すたすたと目の前までやって来た竜族の王子は僕を見下ろす。なんだろうと彼の動きを注視していると僅かに王子の腕が動く。それを見た僕は咄嗟に後ろへ飛び退いた。
ヒュンッと本気の拳が顔を掠める。しかし当たることなく空を切り、竜族の王子は忌々しそうに舌打ちする。
「随分と良い反応だな」
侮蔑の籠もった黄金の瞳を隠すことなく彼は言った。人間に竜の拳を向けておきながら平然としている。姿形は彼の方にそっくりでも、性格は全然似ていないらしい。
そして竜族の攻撃を躱したのはまずかったかもしれない。ただの人間と思っていた彼らは皆一様に驚いている。驚くのではなく王子の暴走を止めて欲しいのだが。
「何をしているんだ!」
突如怒号が聞こえハロルド皇子が僕と竜族の王子の間に割って入る。それを見た竜族の王子は気に入らない様子で顔を顰める。
「ハロルド。なぜその者を庇う?」
「アディは人間だが学園の生徒だ。それに暴力行為は禁止されている」
そんなルール、在って無いようなものだろうに。この皇子は律儀にそれを守っているらしい。正義感の強い獣人なのか。まあ王の器としては問題無いだろうな。寧ろ問題があるのは……
チラリとハロルド皇子の肩越しに竜族の王子を見やると顔が憤怒の色に染まっている。攻撃は単調、思考は短絡的。行動は後先考えていない。最悪だな、何でこんなになるまで放って置いたんだか。
とてもじゃないが未来の竜王に相応しくない。周りの者に甘やかされて育ったか、育児放棄をされていたか。このどちらかじゃないとこんな極端な竜に成らないだろ。
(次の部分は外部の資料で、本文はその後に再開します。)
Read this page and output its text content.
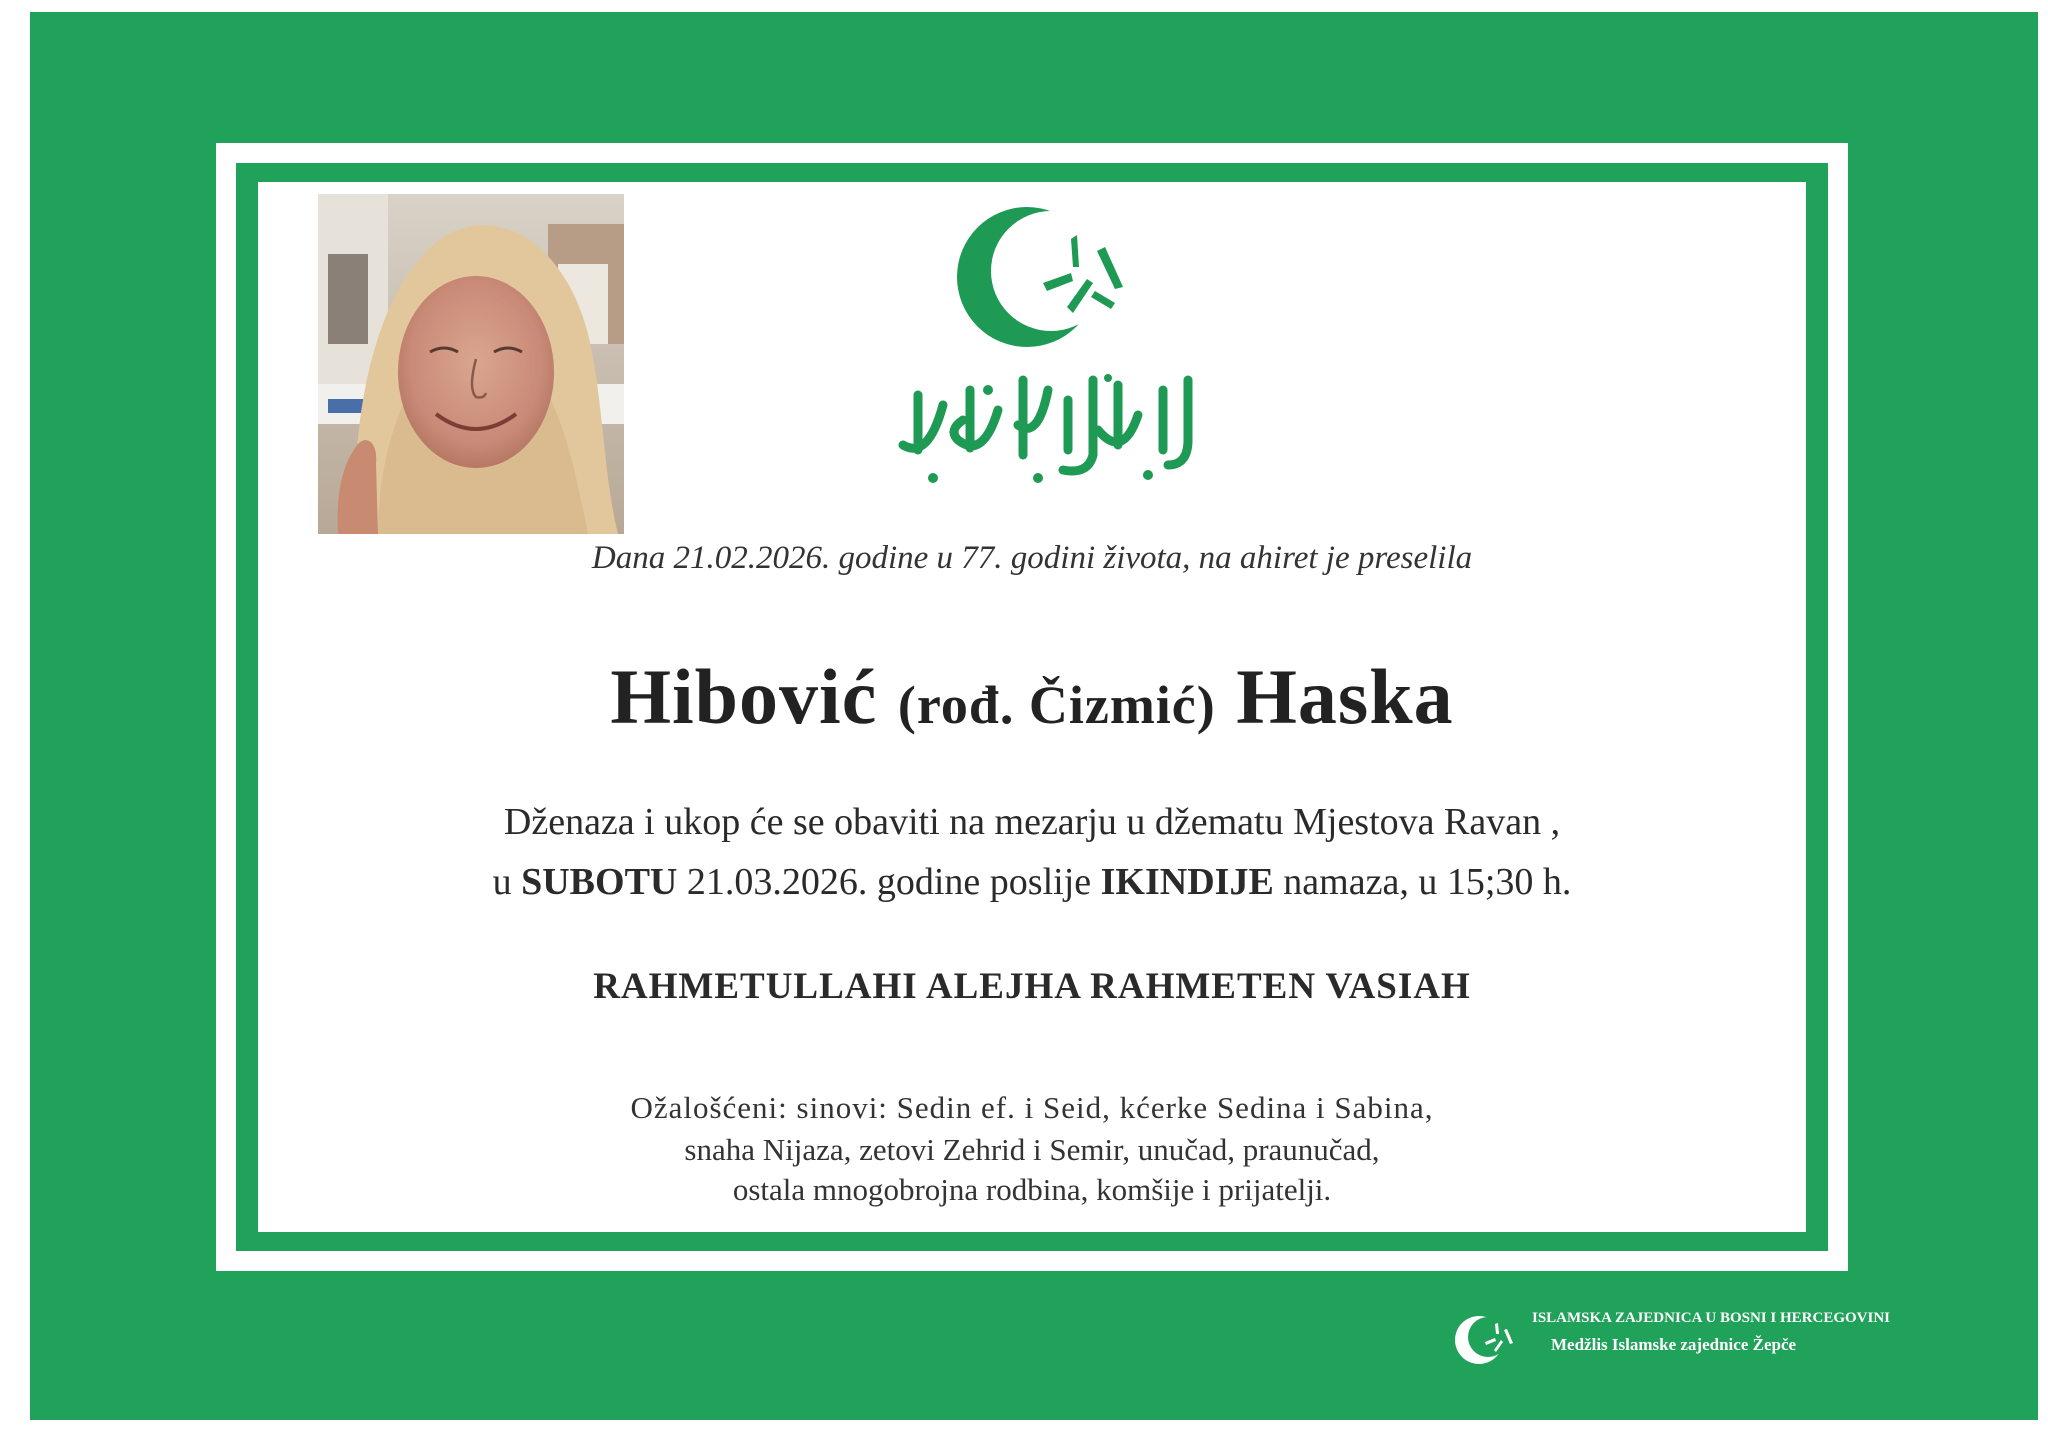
Dana 21.02.2026. godine u 77. godini života, na ahiret je preselila
Hibović (rođ. Čizmić) Haska
Dženaza i ukop će se obaviti na mezarju u džematu Mjestova Ravan ,
u SUBOTU 21.03.2026. godine poslije IKINDIJE namaza, u 15;30 h.
RAHMETULLAHI ALEJHA RAHMETEN VASIAH
Ožalošćeni: sinovi: Sedin ef. i Seid, kćerke Sedina i Sabina,
snaha Nijaza, zetovi Zehrid i Semir, unučad, praunučad,
ostala mnogobrojna rodbina, komšije i prijatelji.
ISLAMSKA ZAJEDNICA U BOSNI I HERCEGOVINI
Medžlis Islamske zajednice Žepče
でも王族が育児放棄なんて聞いた事がない。となるとやはり前者か。
「おいアディ。俺と勝負しろ」
「殿下!?何を言い出すんですか!」
今の今まで黙って成り行きを見守っていた竜族が漸く止めに入る。だがそこに人間の気遣いは見られない。段々とイライラして来た。コイツらは協定の意味解ってるのか?
「離せヴァル。俺はこの人間と決着を着けないと気がおさまらん」
「だからアディとベルティナ様は恋人じゃないって言ってるだろ!」
ハロルド皇子が咆哮を上げるが竜族の王子は歯牙にも掛けない。駄目だなこのポンコツ王子。他者の言葉にすら耳を傾けられないようなら相当な出来損ないだ。この方、本当に彼の方の息子か?
「なんだその目は!人間如きが生意気な!」
あまりの子供っぽさに呆れを通り越してドン引きする。この無駄な時間、何?良く見るとリックは笑い転げてるし、何時の間にかソファーに座っている人達は面白いモノでも鑑賞するように寛いでいる。
あわや生徒会室が血の海という大惨事になるかと思ったその時、扉が開き誰かが入ってきた。